В конце концов я встаю рядом с ней. Складываю ладошки пригоршней и зачерпываю из ручья воду.

«Пей, maman, пей… Maman?»

Руки ее повисли как плети. Очень медленно она поворачивается ко мне. Глаза ее закатились, видны лишь белки. Вдруг она сгибается пополам. Вода льется из моих рук, потому что я вскидываю их, чтобы поймать матушку за плечи, удержать ее. Она хватает мои руки, подносит ко рту, языком ловит воду, которой в них больше нет; затем прижимает мои руки к лицу. И тут я вижу, мне кажется, будто глаза ей застилает какая-то странная темная тень; в них мука и боль; а тень обретает форму, становится пеленою и… тут она сплевывает в мои ладони кровь — ее рвет кровью, идущей горлом.

Плечи ее сотрясаются. Ногти впиваются в мои запястья, скользкие и красные от крови, от них исходит зловонный запах, острый и сладковатый.

Кровь льется из носа. Изо рта. Матушка вскрикивает, пытается говорить, но только захлебывается кровью.

Веки на закрытых глазах дергаются.
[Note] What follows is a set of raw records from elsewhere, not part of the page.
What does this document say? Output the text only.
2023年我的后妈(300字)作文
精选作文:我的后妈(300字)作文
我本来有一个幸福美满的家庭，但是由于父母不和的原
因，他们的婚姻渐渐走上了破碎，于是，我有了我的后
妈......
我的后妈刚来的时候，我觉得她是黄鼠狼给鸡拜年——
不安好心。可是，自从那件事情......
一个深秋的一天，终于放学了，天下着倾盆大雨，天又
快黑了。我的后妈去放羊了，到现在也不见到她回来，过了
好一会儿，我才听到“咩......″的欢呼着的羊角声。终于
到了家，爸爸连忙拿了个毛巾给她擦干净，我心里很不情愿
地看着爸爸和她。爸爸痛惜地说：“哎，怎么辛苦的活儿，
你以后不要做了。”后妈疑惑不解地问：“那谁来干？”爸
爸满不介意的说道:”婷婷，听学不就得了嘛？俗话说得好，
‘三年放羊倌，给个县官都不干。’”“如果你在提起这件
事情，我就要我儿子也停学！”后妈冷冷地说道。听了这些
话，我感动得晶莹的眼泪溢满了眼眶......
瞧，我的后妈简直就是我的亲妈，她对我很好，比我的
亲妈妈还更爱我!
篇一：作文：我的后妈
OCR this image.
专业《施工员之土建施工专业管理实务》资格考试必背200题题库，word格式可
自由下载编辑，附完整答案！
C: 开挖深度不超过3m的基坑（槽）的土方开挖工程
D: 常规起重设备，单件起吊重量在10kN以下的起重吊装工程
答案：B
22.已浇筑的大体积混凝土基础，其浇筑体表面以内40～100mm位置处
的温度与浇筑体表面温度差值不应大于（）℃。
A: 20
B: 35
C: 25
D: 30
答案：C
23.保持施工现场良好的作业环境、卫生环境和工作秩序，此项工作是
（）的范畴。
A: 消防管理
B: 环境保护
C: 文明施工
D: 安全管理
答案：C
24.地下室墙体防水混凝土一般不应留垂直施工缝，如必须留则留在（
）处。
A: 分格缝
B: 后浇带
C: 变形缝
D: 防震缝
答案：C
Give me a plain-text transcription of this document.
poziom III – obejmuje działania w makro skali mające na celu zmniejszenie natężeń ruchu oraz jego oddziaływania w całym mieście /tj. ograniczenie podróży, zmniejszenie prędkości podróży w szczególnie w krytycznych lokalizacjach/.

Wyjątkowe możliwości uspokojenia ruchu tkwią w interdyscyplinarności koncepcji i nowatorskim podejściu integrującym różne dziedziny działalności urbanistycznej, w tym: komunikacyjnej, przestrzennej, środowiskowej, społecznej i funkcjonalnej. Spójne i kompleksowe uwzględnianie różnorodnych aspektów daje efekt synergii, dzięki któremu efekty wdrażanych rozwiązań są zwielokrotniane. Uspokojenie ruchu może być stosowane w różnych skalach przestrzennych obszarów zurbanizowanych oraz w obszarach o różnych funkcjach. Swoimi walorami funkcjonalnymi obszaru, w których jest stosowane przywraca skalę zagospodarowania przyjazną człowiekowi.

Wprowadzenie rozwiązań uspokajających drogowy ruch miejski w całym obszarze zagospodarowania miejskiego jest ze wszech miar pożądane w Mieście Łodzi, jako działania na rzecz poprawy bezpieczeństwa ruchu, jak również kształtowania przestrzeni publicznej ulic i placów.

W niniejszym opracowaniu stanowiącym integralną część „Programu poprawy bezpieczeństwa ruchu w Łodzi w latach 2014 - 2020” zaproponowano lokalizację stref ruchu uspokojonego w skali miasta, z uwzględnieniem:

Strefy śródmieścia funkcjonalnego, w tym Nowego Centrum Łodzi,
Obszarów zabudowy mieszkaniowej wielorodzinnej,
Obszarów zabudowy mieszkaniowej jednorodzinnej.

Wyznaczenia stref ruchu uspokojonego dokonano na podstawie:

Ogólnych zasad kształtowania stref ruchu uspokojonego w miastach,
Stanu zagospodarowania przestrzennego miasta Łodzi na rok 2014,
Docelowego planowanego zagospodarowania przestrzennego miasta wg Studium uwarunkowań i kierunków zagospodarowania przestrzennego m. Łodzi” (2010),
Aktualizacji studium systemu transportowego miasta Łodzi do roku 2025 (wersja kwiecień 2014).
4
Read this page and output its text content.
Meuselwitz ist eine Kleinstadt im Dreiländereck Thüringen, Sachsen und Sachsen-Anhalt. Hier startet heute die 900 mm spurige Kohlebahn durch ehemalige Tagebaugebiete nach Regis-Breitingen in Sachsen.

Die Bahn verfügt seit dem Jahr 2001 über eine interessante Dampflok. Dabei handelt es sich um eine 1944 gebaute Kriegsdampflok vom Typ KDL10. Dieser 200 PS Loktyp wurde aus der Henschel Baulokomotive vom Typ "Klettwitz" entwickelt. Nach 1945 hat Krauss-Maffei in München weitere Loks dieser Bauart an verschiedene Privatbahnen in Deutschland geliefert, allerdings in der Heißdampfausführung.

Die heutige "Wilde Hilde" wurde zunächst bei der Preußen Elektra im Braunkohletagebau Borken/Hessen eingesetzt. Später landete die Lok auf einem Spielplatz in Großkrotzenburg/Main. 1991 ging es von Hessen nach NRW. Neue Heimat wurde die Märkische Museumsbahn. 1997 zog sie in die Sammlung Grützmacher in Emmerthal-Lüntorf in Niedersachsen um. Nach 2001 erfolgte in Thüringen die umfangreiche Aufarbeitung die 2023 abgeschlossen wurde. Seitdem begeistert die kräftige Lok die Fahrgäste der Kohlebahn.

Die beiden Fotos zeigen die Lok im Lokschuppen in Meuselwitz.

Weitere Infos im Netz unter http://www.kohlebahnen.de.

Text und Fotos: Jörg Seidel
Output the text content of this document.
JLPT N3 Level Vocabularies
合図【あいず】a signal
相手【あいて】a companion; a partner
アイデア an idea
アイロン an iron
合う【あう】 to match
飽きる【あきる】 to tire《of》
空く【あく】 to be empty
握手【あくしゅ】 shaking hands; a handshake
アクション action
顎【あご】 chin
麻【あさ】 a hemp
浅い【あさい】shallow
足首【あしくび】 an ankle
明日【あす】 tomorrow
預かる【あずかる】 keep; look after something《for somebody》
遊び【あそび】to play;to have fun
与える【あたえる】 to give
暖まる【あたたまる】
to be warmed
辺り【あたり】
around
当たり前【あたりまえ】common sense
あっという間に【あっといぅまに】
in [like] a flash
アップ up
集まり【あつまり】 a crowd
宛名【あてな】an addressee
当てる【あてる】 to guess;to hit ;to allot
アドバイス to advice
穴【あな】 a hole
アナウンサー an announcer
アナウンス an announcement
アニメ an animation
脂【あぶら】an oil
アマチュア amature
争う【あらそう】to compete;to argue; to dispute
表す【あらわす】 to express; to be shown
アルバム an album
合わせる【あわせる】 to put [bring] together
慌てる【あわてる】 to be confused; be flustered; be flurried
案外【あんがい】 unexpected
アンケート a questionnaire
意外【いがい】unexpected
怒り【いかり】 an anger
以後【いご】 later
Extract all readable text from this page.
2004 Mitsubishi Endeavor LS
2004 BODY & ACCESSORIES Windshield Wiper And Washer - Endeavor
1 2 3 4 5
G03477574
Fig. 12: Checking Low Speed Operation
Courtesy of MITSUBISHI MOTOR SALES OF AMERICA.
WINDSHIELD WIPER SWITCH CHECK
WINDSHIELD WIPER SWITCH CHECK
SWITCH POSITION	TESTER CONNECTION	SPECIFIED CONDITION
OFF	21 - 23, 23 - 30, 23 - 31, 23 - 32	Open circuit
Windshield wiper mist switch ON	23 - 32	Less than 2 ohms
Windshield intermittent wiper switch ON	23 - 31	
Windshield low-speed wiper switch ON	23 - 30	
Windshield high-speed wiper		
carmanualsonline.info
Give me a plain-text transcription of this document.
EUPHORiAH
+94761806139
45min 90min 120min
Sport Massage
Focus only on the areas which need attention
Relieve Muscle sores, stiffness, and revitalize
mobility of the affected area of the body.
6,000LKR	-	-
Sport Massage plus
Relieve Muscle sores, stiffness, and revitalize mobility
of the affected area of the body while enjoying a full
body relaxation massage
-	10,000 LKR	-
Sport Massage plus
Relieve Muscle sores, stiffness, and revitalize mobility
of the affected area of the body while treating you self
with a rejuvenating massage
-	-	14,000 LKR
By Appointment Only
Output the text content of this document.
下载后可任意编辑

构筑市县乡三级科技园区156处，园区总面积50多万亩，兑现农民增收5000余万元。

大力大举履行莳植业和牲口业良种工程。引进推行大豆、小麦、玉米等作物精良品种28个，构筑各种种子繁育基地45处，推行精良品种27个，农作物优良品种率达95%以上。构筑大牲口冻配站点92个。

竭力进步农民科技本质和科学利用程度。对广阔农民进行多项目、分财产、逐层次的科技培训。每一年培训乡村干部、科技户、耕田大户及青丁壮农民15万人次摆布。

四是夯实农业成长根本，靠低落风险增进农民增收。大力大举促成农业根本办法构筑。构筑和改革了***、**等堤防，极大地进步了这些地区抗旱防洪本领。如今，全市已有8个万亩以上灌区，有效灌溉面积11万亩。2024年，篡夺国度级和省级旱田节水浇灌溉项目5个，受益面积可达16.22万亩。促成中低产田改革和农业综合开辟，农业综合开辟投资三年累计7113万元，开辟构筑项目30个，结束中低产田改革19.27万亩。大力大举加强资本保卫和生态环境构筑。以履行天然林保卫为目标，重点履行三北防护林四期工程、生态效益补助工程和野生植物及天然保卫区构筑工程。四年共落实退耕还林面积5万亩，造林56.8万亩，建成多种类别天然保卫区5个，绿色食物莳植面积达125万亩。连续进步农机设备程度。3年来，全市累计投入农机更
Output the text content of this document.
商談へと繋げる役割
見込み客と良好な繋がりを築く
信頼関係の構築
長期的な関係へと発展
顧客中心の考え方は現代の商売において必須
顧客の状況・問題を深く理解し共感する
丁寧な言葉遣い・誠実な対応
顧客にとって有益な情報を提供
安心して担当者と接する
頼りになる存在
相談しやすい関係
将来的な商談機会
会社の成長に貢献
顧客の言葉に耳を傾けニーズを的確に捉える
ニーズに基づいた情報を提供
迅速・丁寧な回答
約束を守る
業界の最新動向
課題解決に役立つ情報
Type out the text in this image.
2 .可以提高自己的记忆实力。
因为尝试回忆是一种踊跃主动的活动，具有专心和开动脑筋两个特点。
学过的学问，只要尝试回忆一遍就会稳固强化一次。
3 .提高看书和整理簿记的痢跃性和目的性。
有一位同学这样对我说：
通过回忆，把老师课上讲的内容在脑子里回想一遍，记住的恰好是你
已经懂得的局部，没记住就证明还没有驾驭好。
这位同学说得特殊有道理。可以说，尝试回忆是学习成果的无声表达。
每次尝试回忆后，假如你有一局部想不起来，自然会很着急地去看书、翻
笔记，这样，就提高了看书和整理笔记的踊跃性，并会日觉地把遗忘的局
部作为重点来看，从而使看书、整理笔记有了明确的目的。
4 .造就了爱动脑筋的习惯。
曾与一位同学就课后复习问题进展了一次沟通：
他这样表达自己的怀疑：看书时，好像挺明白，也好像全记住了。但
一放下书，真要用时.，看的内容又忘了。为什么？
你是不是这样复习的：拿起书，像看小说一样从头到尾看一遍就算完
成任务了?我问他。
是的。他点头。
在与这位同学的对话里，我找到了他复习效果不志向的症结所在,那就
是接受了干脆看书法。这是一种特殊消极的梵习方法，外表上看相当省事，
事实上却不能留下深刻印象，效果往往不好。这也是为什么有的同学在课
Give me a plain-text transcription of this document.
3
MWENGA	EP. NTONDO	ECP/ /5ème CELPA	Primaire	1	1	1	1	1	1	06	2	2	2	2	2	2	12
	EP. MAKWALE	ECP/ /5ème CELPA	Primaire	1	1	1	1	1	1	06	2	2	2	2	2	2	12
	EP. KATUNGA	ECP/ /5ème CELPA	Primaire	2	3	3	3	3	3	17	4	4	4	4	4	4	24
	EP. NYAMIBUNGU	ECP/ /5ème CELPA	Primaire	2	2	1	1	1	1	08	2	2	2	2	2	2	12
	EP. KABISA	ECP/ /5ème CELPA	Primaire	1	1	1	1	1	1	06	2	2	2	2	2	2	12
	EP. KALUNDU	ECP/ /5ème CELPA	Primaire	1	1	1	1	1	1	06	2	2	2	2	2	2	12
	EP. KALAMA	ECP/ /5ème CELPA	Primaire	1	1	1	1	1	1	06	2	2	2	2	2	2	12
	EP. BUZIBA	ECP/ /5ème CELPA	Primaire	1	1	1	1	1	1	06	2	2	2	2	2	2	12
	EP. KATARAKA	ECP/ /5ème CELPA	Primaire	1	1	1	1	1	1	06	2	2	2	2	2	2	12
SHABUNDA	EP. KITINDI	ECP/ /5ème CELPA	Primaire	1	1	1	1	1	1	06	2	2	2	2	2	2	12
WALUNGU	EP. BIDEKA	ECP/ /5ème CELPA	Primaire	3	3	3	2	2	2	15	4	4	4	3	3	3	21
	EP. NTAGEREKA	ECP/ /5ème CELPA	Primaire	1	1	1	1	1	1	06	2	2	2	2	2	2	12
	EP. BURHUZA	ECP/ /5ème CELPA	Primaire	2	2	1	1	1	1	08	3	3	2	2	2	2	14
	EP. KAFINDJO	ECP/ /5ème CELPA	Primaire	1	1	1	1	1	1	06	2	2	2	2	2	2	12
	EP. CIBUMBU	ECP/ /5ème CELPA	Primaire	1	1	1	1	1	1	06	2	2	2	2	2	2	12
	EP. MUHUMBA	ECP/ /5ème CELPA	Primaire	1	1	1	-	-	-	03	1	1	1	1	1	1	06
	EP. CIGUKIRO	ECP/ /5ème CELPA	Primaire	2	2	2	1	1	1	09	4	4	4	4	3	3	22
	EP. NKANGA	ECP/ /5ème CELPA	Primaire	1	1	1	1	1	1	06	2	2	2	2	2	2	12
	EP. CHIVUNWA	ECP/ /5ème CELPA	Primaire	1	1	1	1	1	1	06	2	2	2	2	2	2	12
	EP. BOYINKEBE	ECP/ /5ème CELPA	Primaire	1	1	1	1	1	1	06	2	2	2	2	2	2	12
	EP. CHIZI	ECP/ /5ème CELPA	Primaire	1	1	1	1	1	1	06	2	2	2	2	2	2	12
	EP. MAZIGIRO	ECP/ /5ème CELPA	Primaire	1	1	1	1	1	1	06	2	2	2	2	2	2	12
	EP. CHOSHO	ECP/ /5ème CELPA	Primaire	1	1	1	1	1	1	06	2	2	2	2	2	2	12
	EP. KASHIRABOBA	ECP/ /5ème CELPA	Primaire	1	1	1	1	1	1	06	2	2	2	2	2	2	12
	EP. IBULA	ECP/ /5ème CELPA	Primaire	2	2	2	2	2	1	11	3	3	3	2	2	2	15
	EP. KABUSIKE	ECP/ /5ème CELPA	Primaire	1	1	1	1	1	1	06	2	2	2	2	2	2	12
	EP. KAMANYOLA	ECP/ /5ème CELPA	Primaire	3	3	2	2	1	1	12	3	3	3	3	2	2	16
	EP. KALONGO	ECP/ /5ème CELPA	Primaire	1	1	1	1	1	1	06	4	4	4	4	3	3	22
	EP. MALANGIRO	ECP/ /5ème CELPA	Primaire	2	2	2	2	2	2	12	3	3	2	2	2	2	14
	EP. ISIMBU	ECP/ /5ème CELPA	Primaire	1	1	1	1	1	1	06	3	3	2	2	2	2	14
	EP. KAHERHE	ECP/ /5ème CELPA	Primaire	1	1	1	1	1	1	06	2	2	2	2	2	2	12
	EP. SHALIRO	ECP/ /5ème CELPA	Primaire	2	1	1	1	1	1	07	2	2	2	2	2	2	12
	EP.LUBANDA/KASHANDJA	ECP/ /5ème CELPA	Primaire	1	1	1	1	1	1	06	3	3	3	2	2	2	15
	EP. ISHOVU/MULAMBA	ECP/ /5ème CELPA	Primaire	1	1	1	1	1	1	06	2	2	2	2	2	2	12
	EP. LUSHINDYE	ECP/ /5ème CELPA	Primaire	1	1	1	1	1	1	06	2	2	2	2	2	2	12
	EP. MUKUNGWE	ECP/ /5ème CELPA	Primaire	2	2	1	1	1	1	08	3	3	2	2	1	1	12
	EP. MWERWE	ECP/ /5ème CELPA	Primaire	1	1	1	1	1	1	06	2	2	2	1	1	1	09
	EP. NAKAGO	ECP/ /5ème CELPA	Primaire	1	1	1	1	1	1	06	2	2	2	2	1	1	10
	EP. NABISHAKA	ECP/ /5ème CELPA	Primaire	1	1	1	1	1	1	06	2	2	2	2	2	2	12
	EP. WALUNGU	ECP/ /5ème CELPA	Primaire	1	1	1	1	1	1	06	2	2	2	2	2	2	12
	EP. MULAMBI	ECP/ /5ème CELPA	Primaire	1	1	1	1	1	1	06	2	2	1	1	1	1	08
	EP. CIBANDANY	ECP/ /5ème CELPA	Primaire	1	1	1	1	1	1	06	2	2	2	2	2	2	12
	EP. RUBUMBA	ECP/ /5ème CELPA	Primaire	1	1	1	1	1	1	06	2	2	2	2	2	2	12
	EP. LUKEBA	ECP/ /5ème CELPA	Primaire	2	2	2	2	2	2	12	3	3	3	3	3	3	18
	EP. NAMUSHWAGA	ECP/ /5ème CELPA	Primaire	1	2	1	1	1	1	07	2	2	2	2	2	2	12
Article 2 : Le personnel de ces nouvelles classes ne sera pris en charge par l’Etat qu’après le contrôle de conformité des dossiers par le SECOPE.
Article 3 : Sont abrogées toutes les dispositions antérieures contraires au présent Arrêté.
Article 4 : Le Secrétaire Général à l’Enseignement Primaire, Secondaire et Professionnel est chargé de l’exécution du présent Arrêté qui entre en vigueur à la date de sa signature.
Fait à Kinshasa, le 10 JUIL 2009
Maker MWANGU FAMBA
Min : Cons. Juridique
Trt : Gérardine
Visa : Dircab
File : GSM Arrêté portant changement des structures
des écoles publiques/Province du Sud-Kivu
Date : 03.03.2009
А волна крови поднимается неудержимо, заставляет разжать плотно стиснутые губы. Потоки крови слегка ослабевают, и она снова пытается что-то сказать. Я ее не понимаю. В глазах ее появляется что-то чужое, незнакомое.

Я пытаюсь ее удержать. Но она тяжелая и выскальзывает из моих покрытых кровью рук. Платье рвется, и она падает на спину у самого берега. Соскальзывает в ручей. Я приподнимаю ей голову. Если матушка запрокинет ее, то может захлебнуться.

Стоя по колено в воде, я наклоняюсь, и тень падает ей на лицо. Она открывает глаза и смотрит на меня, но в глазах у нее что-то неладное, в самой середке. Зрачки — какие они стали большие, как необычны их очертания. Глаза вращаются, взгляд их и форма зрачков становятся менее непривычными, но все равно в них есть что-то чужое. Потом глаза вновь закатываются и начинают стекленеть.